Here are three mistakes to avoid when dealing with debt collectors:
Mistake#1: Not performing verification of the debt
Debt validation is a crucial part of dealing with debt collectors and should be the first thing you should do when encountering such a situation.
Sometimes debt collection agencies attempt to use old debts to generate extra money, so make sure you don’t fall into their trap and agree to pay debt that you don’t owe.
If they are unable to verify a debt, it’s likely that they’re not legally entitled to collect the debt, so you should always ask for the information.
Remember, your request for proof must be made in writing to be legally valid. The best way is to send a letter via certified mail with return receipt requested.
Mistake#2: Ignoring their phone calls
While it can be frustrating to talk with debt collectors on the phone, you mustn’t ignore their calls.
Firstly, you must ensure that the call is legitimate to avoid getting scammed. Only continue the conversation if you’re able to confirm that the call is genuine.
Make sure you don’t admit to owing any balance and refrain from making promises to make any payments. Also, tell them to continue future correspondence through the USPS.
In addition to that, never provide private information like your account details or social security number on the phone or otherwise.
Mistake#3: No attempting to negotiate
Debt collectors purchase debts from companies at a fraction of the price from original creditors and make good profits. Therefore, you always have room to negotiate a low offer.

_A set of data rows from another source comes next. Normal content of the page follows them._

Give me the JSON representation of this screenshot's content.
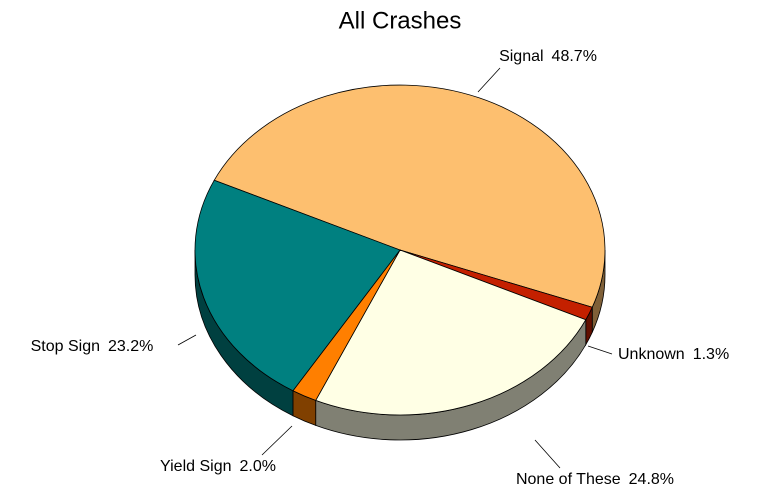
{
  "chart_data": {
    "type": "pie",
    "title": "All Crashes",
    "categories": [
      "Signal",
      "Unknown",
      "None of These",
      "Yield Sign",
      "Stop Sign"
    ],
    "values": [
      48.7,
      1.3,
      24.8,
      2.0,
      23.2
    ],
    "value_labels": [
      "48.7%",
      "1.3%",
      "24.8%",
      "2.0%",
      "23.2%"
    ],
    "colors": [
      "#fdbf6f",
      "#c42000",
      "#ffffe5",
      "#ff7f00",
      "#008080"
    ]
  }
}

Make sure you don’t send an extremely low offer, but quote an offer that’s considerably less than you owe. Sometimes, debt collectors are willing to accept half of the remaining balance.
Ask the debt collector to put the agreement into writing and only negotiate using a certified mail service.
If you have a pay-for-deletion agreement, you can present it to credit bureaus to remove the debt from your credit report.
You can hire professional credit specialists to negotiate lenders on your behalf and formulate a plan to increase your credit score so you can improve your financial health.